Independente do cardápio oferecido, uma vez que tanto um quanto outro matava perfeitamente a fome de quem com fome chegava, era o mesmo o brilho de alegria e felicidade nos olhos do velho Alfredo. O mesmo brilho que já identifiquei em fotografias de indivíduos que se chamavam Gandhi, Che, Helder Câmara, Madre Thereza, Irmã Dulce, Chico Xavier, Betinho, Mujica e mais alguns. Todos viciados em fazer o bem.

O brilho no olhar se manteve até o penúltimo Natal. No último, infelizmente, já não foi assim.

O ambiente naquele vinte e quatro de dezembro de dois mil e dezoito (Alfredo nos deixou em março de 2019) era o mesmo de anos anteriores, a presença de gente com fome em busca de encher a barriga (fenômeno cada vez mais comum neste país de tantas desigualdades) era a mesma. Mas Alfredinho não era mais o mesmo.

Matias, fiel escudeiro, esgrimava os espetos diante da churrasqueira forrada de linguiça e da mesa farta em pães, Didu Nogueira fazia imitações impagáveis, Sylvinho e Ernesto contavam causos e ríamos, ríamos muito; mas o sorriso do Alfredinho não chegava aos seus olhos nem contagiava os nossos. Ele estava triste. Visivelmente triste, a saúde abalada e os temores rondando sua alma.

Comemos, bebemos e brindamos, como sempre.
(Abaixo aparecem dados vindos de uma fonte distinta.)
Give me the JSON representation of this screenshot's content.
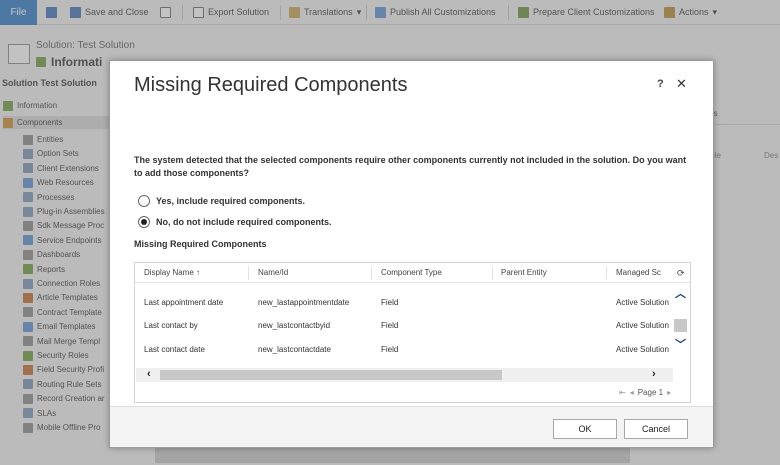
{
  "toolbar": {
    "file": "File",
    "save_and_close": "Save and Close",
    "export_solution": "Export Solution",
    "translations": "Translations",
    "publish_all": "Publish All Customizations",
    "prepare_client": "Prepare Client Customizations",
    "actions": "Actions"
  },
  "background": {
    "solution_title": "Solution: Test Solution",
    "info_title": "Informati",
    "sidebar_heading": "Solution Test Solution",
    "right_tab_partial": "nents",
    "right_col1_partial": "izable",
    "right_col2_partial": "Des",
    "sidebar": [
      {
        "label": "Information",
        "icon": "information-icon"
      },
      {
        "label": "Components",
        "icon": "components-icon"
      },
      {
        "label": "Entities",
        "icon": "entities-icon"
      },
      {
        "label": "Option Sets",
        "icon": "option-sets-icon"
      },
      {
        "label": "Client Extensions",
        "icon": "client-extensions-icon"
      },
      {
        "label": "Web Resources",
        "icon": "web-resources-icon"
      },
      {
        "label": "Processes",
        "icon": "processes-icon"
      },
      {
        "label": "Plug-in Assemblies",
        "icon": "plugin-icon"
      },
      {
        "label": "Sdk Message Proc",
        "icon": "sdk-icon"
      },
      {
        "label": "Service Endpoints",
        "icon": "endpoint-icon"
      },
      {
        "label": "Dashboards",
        "icon": "dashboard-icon"
      },
      {
        "label": "Reports",
        "icon": "reports-icon"
      },
      {
        "label": "Connection Roles",
        "icon": "connection-icon"
      },
      {
        "label": "Article Templates",
        "icon": "article-icon"
      },
      {
        "label": "Contract Template",
        "icon": "contract-icon"
      },
      {
        "label": "Email Templates",
        "icon": "email-icon"
      },
      {
        "label": "Mail Merge Templ",
        "icon": "mail-merge-icon"
      },
      {
        "label": "Security Roles",
        "icon": "security-icon"
      },
      {
        "label": "Field Security Profi",
        "icon": "field-security-icon"
      },
      {
        "label": "Routing Rule Sets",
        "icon": "routing-icon"
      },
      {
        "label": "Record Creation ar",
        "icon": "record-creation-icon"
      },
      {
        "label": "SLAs",
        "icon": "sla-icon"
      },
      {
        "label": "Mobile Offline Pro",
        "icon": "mobile-icon"
      }
    ]
  },
  "dialog": {
    "title": "Missing Required Components",
    "help": "?",
    "close": "✕",
    "question": "The system detected that the selected components require other components currently not included in the solution. Do you want to add those components?",
    "option_yes": "Yes, include required components.",
    "option_no": "No, do not include required components.",
    "selected_option": "no",
    "section_label": "Missing Required Components",
    "grid": {
      "columns": [
        "Display Name ↑",
        "Name/Id",
        "Component Type",
        "Parent Entity",
        "Managed Sc"
      ],
      "rows": [
        {
          "display": "Last appointment date",
          "name": "new_lastappointmentdate",
          "type": "Field",
          "parent": "",
          "managed": "Active Solution"
        },
        {
          "display": "Last contact by",
          "name": "new_lastcontactbyid",
          "type": "Field",
          "parent": "",
          "managed": "Active Solution"
        },
        {
          "display": "Last contact date",
          "name": "new_lastcontactdate",
          "type": "Field",
          "parent": "",
          "managed": "Active Solution"
        }
      ],
      "page_label": "Page 1"
    },
    "ok": "OK",
    "cancel": "Cancel"
  },
  "colors": {
    "file_button": "#2b79c9",
    "scroll_arrow": "#1f3d7a"
  }
}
Mas o nosso amigo esteve ausente como nunca.

No fim da tarde, fiz a pergunta padrão:

– Feliz, Neném?
– Estou, amigo. Sempre fico – respondeu.


Poderia até estar mesmo, porque fazer o bem foi o lenitivo maior de sua existência. Mas não conseguiu, em nenhum momento, deixar transparecer.

Naquele dia não teve música no Bip. E em meio à confraternização anual pairava um silêncio pesado. Entre abraços e beijos, trocamos o nosso último “Feliz Natal” na calçada.